In the seven years since, Luck has suffered torn cartilage in his ribs, a torn abdomen, a torn labrum, a lacerated kidney and at least one concussion that we know of. Would you sign up for another seven years of that at your job, or would you find other work?

Manning’s body broke, and while the biggest question at the time should have been whether or not he would ever have full motor functions again, the question we all asked was whether or not he’d be able to take a hit again. The NFL machine kept turning and we continued to be dazzled its flashing lights. For all he did, the stadium that romantics say Peyton Manning built is called Lucas Oil Stadium; they name streets, not arenas, after players.

Arguments will be had about what Luck’s legacy is when all is said and done, but it won’t be that.

The writing for this has been on the wall his entire life. Not becoming another cog in a machine has been something the entire Luck family has been preaching for years.
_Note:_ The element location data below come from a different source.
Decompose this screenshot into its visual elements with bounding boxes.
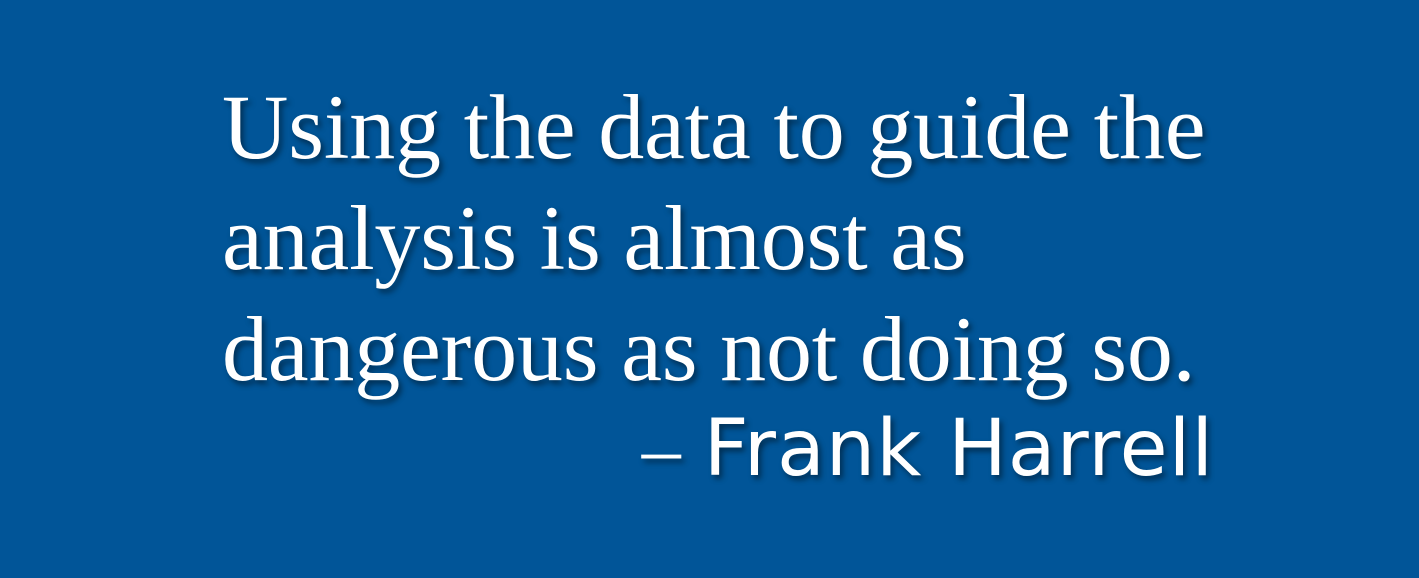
attribution-dash: – (641, 405, 682, 492)
quote-line-2: analysis is almost as (222, 187, 967, 289)
quote-line-1: Using the data to guide the (222, 76, 1206, 178)
quote-author: Frank Harrell (703, 404, 1214, 494)
quote-text: Using the data to guide the analysis is … (222, 72, 1222, 405)
quote-line-3: dangerous as not doing so. (222, 298, 1196, 400)
quote-attribution: – Frank Harrell (642, 404, 1214, 494)
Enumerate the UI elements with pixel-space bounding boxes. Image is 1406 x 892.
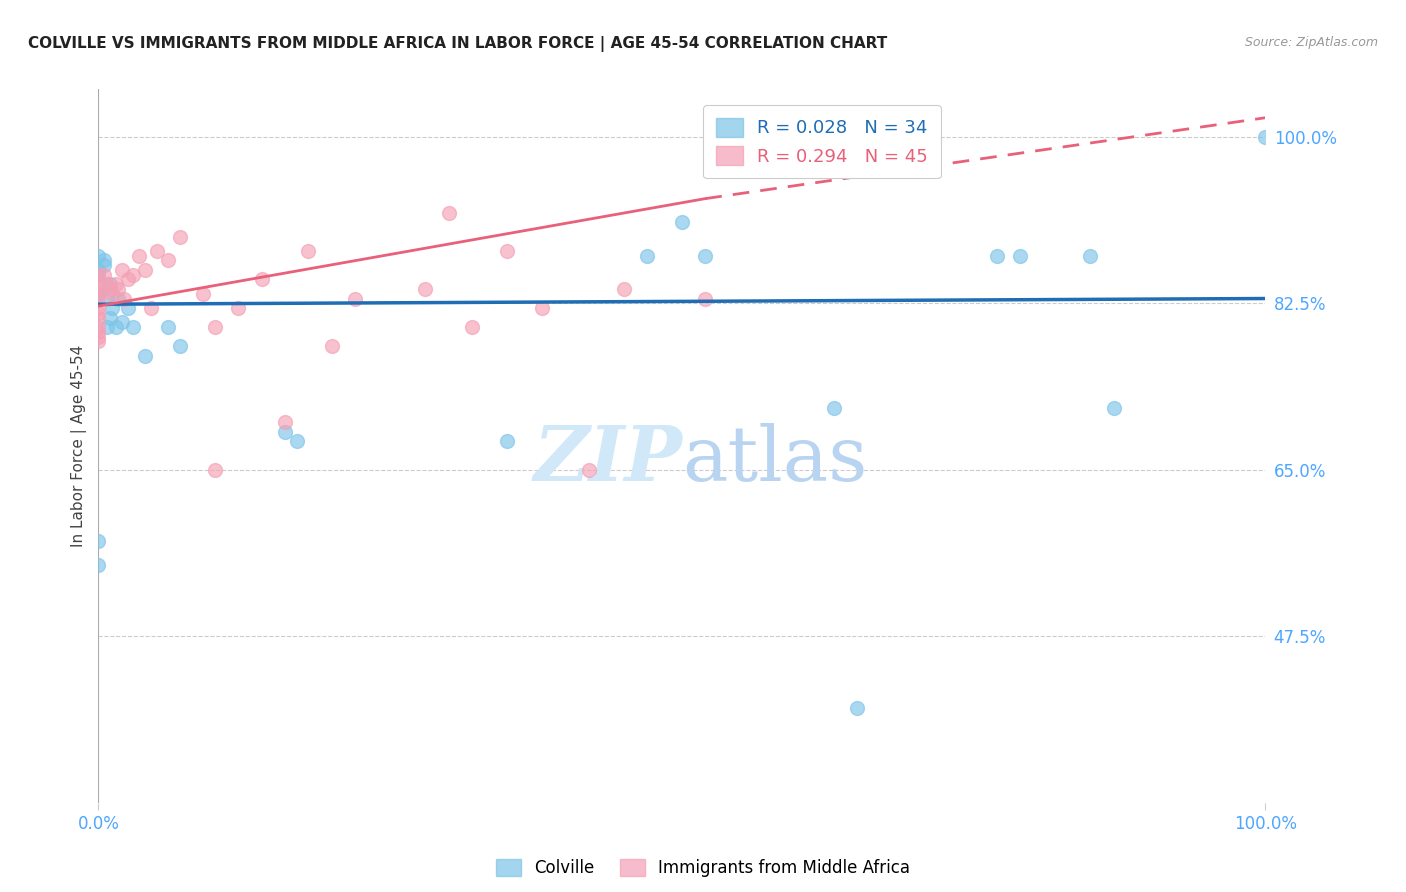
Point — [111, 263, 134, 277]
Point — [274, 415, 297, 429]
Point — [146, 244, 169, 258]
Point — [134, 349, 156, 363]
Point — [157, 320, 180, 334]
Point — [87, 268, 110, 282]
Point — [437, 206, 460, 220]
Point — [111, 315, 134, 329]
Point — [87, 334, 110, 349]
Point — [496, 244, 519, 258]
Point — [98, 282, 121, 296]
Point — [87, 558, 110, 572]
Point — [87, 306, 110, 320]
Point — [93, 253, 115, 268]
Point — [193, 286, 215, 301]
Point — [1080, 249, 1102, 263]
Point — [93, 258, 115, 272]
Point — [285, 434, 308, 449]
Point — [671, 215, 693, 229]
Point — [104, 320, 127, 334]
Text: COLVILLE VS IMMIGRANTS FROM MIDDLE AFRICA IN LABOR FORCE | AGE 45-54 CORRELATION: COLVILLE VS IMMIGRANTS FROM MIDDLE AFRIC… — [28, 36, 887, 52]
Point — [112, 292, 135, 306]
Y-axis label: In Labor Force | Age 45-54: In Labor Force | Age 45-54 — [72, 345, 87, 547]
Point — [117, 301, 139, 315]
Point — [87, 310, 110, 325]
Point — [297, 244, 319, 258]
Point — [107, 282, 129, 296]
Point — [96, 320, 118, 334]
Point — [122, 320, 145, 334]
Point — [1102, 401, 1125, 415]
Point — [823, 401, 845, 415]
Point — [98, 277, 121, 292]
Point — [104, 277, 127, 292]
Point — [344, 292, 367, 306]
Point — [204, 463, 226, 477]
Point — [87, 286, 110, 301]
Point — [1010, 249, 1032, 263]
Point — [157, 253, 180, 268]
Point — [107, 292, 129, 306]
Point — [413, 282, 436, 296]
Point — [228, 301, 250, 315]
Point — [321, 339, 343, 353]
Point — [87, 292, 110, 306]
Text: ZIP: ZIP — [533, 424, 682, 497]
Point — [96, 292, 118, 306]
Point — [461, 320, 484, 334]
Point — [204, 320, 226, 334]
Point — [87, 329, 110, 343]
Point — [101, 286, 124, 301]
Point — [1254, 129, 1277, 144]
Legend: R = 0.028   N = 34, R = 0.294   N = 45: R = 0.028 N = 34, R = 0.294 N = 45 — [703, 105, 941, 178]
Point — [117, 272, 139, 286]
Point — [496, 434, 519, 449]
Point — [613, 282, 636, 296]
Point — [101, 301, 124, 315]
Point — [250, 272, 273, 286]
Point — [87, 263, 110, 277]
Point — [636, 249, 658, 263]
Point — [695, 249, 717, 263]
Point — [122, 268, 145, 282]
Text: Source: ZipAtlas.com: Source: ZipAtlas.com — [1244, 36, 1378, 49]
Point — [98, 310, 121, 325]
Point — [695, 292, 717, 306]
Point — [87, 249, 110, 263]
Point — [134, 263, 156, 277]
Point — [128, 249, 150, 263]
Point — [87, 320, 110, 334]
Point — [274, 425, 297, 439]
Point — [530, 301, 553, 315]
Text: atlas: atlas — [682, 424, 868, 497]
Point — [169, 229, 191, 244]
Point — [846, 700, 869, 714]
Point — [169, 339, 191, 353]
Point — [87, 277, 110, 292]
Legend: Colville, Immigrants from Middle Africa: Colville, Immigrants from Middle Africa — [489, 852, 917, 884]
Point — [87, 534, 110, 549]
Point — [139, 301, 162, 315]
Point — [87, 301, 110, 315]
Point — [93, 268, 115, 282]
Point — [87, 282, 110, 296]
Point — [87, 268, 110, 282]
Point — [87, 286, 110, 301]
Point — [87, 325, 110, 339]
Point — [96, 277, 118, 292]
Point — [578, 463, 600, 477]
Point — [986, 249, 1008, 263]
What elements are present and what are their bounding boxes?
Oliver Luck, Andrew’s father, advocated back in 2013 that the only thing an athlete should look out for is the athlete themselves.

“We always tell our student-athletes: Don’t let sports use you — you use it. You be selfish. You use it to get a free education, you use it to meet people. Don’t let it chew you up.”

That’s exactly what Luck has done.

He got out while the getting was still good and his body wasn’t completely broken. He went out on his own terms. No amount of Super Bowls or passing records can replace what Luck will gain in whatever good health he’s preserved for his future. That’s the legacy (and blueprint) he’s leaving behind and it’s just as important as a ring on a finger or numbers in a book.

Retiring isn’t the coward’s way out — Andrew Luck has won.